The world around us is hectic and disordered. Often we look inside ourselves for sacred grounds that help us relax. With that in mind, the USF Dance department decided to focus its show on self awareness.
Premiering this week, the show Gravity and Grace will include a program by Jeanne Travers, a professor in the Dance Department. Travers’ piece, “On Sacred Ground,” will feature an interdisciplinary approach to create the theme.
Travers worked with Middle Eastern singer Ahmed Ben Dhiab as part of a program that brought him to USF to sing with the students. Dhiab is known for his Sufi chanting, which is marked for its ethereal quality. Sufi is a Middle Eastern tradition that relies on repetition to create a circular feeling, Travers said.
It is the ethereal quality that defines the performance of “On Sacred Ground,” a piece that Travers said inspires a calming, graceful feeling. The show incorporates water and earth themes, and features two giant earthen pots that dancers use as props. The pots, made by Fine Arts Department ceramic artist Ed Ross, are earth toned and used for pouring water in the performance.

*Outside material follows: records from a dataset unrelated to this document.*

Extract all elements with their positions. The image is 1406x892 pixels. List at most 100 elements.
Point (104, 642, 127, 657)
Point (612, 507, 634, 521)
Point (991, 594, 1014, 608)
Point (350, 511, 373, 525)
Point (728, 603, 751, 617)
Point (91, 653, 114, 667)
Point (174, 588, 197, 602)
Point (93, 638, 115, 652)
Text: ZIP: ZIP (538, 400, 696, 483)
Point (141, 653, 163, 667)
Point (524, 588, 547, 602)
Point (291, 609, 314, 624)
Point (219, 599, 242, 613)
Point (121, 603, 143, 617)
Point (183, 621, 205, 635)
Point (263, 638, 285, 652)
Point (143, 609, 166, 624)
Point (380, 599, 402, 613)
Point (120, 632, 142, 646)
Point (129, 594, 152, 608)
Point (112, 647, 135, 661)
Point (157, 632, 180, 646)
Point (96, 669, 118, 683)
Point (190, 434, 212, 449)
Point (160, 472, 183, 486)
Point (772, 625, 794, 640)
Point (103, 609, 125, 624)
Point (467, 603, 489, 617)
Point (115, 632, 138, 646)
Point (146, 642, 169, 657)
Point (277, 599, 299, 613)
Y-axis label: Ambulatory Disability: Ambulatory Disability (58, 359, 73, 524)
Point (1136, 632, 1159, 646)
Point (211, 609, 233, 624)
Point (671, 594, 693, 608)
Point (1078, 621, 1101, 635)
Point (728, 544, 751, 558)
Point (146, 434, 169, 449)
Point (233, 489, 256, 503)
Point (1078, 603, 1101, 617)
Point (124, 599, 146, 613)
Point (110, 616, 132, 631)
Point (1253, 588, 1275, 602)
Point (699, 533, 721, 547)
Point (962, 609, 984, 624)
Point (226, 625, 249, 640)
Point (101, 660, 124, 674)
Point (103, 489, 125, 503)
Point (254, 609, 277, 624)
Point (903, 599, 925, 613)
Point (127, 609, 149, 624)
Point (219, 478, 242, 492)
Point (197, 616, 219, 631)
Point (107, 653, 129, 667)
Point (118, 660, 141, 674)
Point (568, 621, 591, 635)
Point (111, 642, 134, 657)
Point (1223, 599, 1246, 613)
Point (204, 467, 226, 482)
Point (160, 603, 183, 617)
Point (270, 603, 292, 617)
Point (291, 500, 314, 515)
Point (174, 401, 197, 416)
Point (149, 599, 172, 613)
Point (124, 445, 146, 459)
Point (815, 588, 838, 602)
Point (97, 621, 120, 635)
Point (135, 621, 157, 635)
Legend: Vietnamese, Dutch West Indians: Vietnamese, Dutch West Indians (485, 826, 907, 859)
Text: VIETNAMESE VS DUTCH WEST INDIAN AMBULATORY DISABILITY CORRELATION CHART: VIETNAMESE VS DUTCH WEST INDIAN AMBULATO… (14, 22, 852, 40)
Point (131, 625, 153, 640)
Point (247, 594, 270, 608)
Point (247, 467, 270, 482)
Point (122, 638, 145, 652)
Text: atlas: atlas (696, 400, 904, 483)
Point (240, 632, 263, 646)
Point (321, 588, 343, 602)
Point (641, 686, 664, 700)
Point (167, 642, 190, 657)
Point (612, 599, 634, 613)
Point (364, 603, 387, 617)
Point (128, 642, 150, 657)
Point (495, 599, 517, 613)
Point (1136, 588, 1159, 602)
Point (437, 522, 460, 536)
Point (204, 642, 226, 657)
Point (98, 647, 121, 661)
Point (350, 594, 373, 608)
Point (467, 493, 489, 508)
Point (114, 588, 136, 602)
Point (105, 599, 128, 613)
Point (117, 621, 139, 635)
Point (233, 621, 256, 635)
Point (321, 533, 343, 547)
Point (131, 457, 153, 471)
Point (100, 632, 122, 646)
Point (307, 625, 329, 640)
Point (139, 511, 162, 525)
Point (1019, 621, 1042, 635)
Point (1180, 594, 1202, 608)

“(The piece) speaks to harmony and sacred space on Earth,” Travers said, “and the feelings that surround us.”
The show is low key, with only the two pots and dim stage lighting as the set. Travers said she is attempting to draw out the emotions of the audience, “rather than hitting them over the head with it.”
The performance is soothing, not dark, said Amanda Oost, a junior majoring in modern dance. It represents the personal sacred spaces that we all have.
“Your sacred place isn’t going to be extremely bright,” she said, “it is soothing, but not melancholy.”
Gravity and Grace will open Friday in Theatre I. Tickets are $12 for general admission and $6 for students and seniors.